So I'm going to Vancouver tonight and I wish there was some way I could drop 10 el-bees off my gut/face/tits between now and then. Since I've moved here I've gained easily that much and I want it gone.
Sadly, though, I lack the drive to actually get out and run my ass around the town, so it's probably not going anywhere.
The problem with facebook and its ilk is that a)you get weird feelings when you see what your ex-boy/girlfriends are doing and b)you can see how hot and skinny you USED to be.
Let's address those issues, shall we?
a) The exboyfriends. I think that people get into trouble because the grass is always greener. You have some poor shlub/shlubbette who can see that Mr/Ms ex is looking good and happy and they forget that they're flatulent, boorish bedhogs. We have weird access into the lives of people who should be left behind. They aren't the ones who got away, they are the ones you left in your wake for a reason. BTW - I'm not addressing myself here, in case some of you are concerned. I mean, I do have odd twinges when I see one or two of the exes looking good, but I think that's pretty normal. I'm thinking of a friend who re-connected with someone recently and ended up rushing into the emotional side of stuff, without much provocation. Her girly brain took over, she read things into their communication, and she basically lived out a relationship in her brain, without him having a clue. Bummer.

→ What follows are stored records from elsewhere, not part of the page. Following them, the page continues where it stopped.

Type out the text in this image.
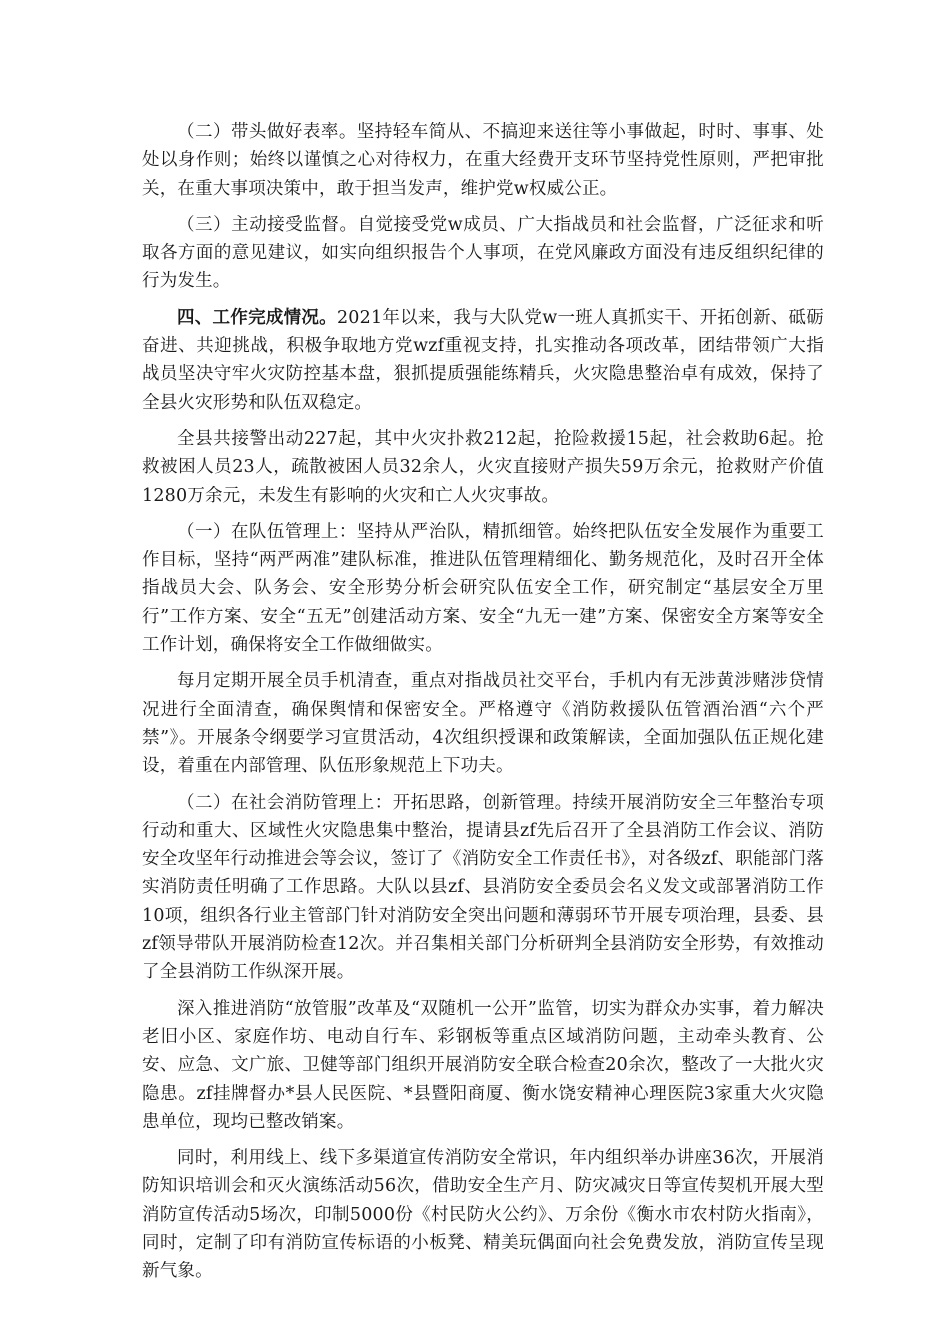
（二）带头做好表率。坚持轻车简从、不搞迎来送往等小事做起，时时、事事、处处以身作则；始终以谨慎之心对待权力，在重大经费开支环节坚持党性原则，严把审批关，在重大事项决策中，敢于担当发声，维护党w权威公正。

（三）主动接受监督。自觉接受党w成员、广大指战员和社会监督，广泛征求和听取各方面的意见建议，如实向组织报告个人事项，在党风廉政方面没有违反组织纪律的行为发生。

四、工作完成情况。2021年以来，我与大队党w一班人真抓实干、开拓创新、砥砺奋进、共迎挑战，积极争取地方党wzf重视支持，扎实推动各项改革，团结带领广大指战员坚决守牢火灾防控基本盘，狠抓提质强能练精兵，火灾隐患整治卓有成效，保持了全县火灾形势和队伍双稳定。

全县共接警出动227起，其中火灾扑救212起，抢险救援15起，社会救助6起。抢救被困人员23人，疏散被困人员32余人，火灾直接财产损失59万余元，抢救财产价值1280万余元，未发生有影响的火灾和亡人火灾事故。

（一）在队伍管理上：坚持从严治队，精抓细管。始终把队伍安全发展作为重要工作目标，坚持“两严两准”建队标准，推进队伍管理精细化、勤务规范化，及时召开全体指战员大会、队务会、安全形势分析会研究队伍安全工作，研究制定“基层安全万里行”工作方案、安全“五无”创建活动方案、安全“九无一建”方案、保密安全方案等安全工作计划，确保将安全工作做细做实。

每月定期开展全员手机清查，重点对指战员社交平台，手机内有无涉黄涉赌涉贷情况进行全面清查，确保舆情和保密安全。严格遵守《消防救援队伍管酒治酒“六个严禁”》。开展条令纲要学习宣贯活动，4次组织授课和政策解读，全面加强队伍正规化建设，着重在内部管理、队伍形象规范上下功夫。

（二）在社会消防管理上：开拓思路，创新管理。持续开展消防安全三年整治专项行动和重大、区域性火灾隐患集中整治，提请县zf先后召开了全县消防工作会议、消防安全攻坚年行动推进会等会议，签订了《消防安全工作责任书》，对各级zf、职能部门落实消防责任明确了工作思路。大队以县zf、县消防安全委员会名义发文或部署消防工作10项，组织各行业主管部门针对消防安全突出问题和薄弱环节开展专项治理，县委、县zf领导带队开展消防检查12次。并召集相关部门分析研判全县消防安全形势，有效推动了全县消防工作纵深开展。

深入推进消防“放管服”改革及“双随机一公开”监管，切实为群众办实事，着力解决老旧小区、家庭作坊、电动自行车、彩钢板等重点区域消防问题，主动牵头教育、公安、应急、文广旅、卫健等部门组织开展消防安全联合检查20余次，整改了一大批火灾隐患。zf挂牌督办*县人民医院、*县暨阳商厦、衡水饶安精神心理医院3家重大火灾隐患单位，现均已整改销案。

同时，利用线上、线下多渠道宣传消防安全常识，年内组织举办讲座36次，开展消防知识培训会和灭火演练活动56次，借助安全生产月、防灾减灾日等宣传契机开展大型消防宣传活动5场次，印制5000份《村民防火公约》、万余份《衡水市农村防火指南》，同时，定制了印有消防宣传标语的小板凳、精美玩偶面向社会免费发放，消防宣传呈现新气象。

b) Fuck I used to be hot and skinny. Now I'm fat & heiferlike. Dude, seriously. It really is depressing the heck out of me. So what do I do? Why, soothe myself with wine and chocolate, of course. Fuck. FUCK. I would like to get a gastric band, or take some diet pills or something. I can't get my ass up to exercise - I hate that shit I really do - and starving myself is even harder. I actually miss my allergies - at least when I was puking everything up I was skinny. Sigh.
Oh yeah I know it's been a month. Sorry. I have problem B with the blog, too - it's like I go back and remember how hot and witty I used to be and now I find myself lacking. I'm having fucked up self esteem issues with both my meat world and wide world personas. Nice, huh?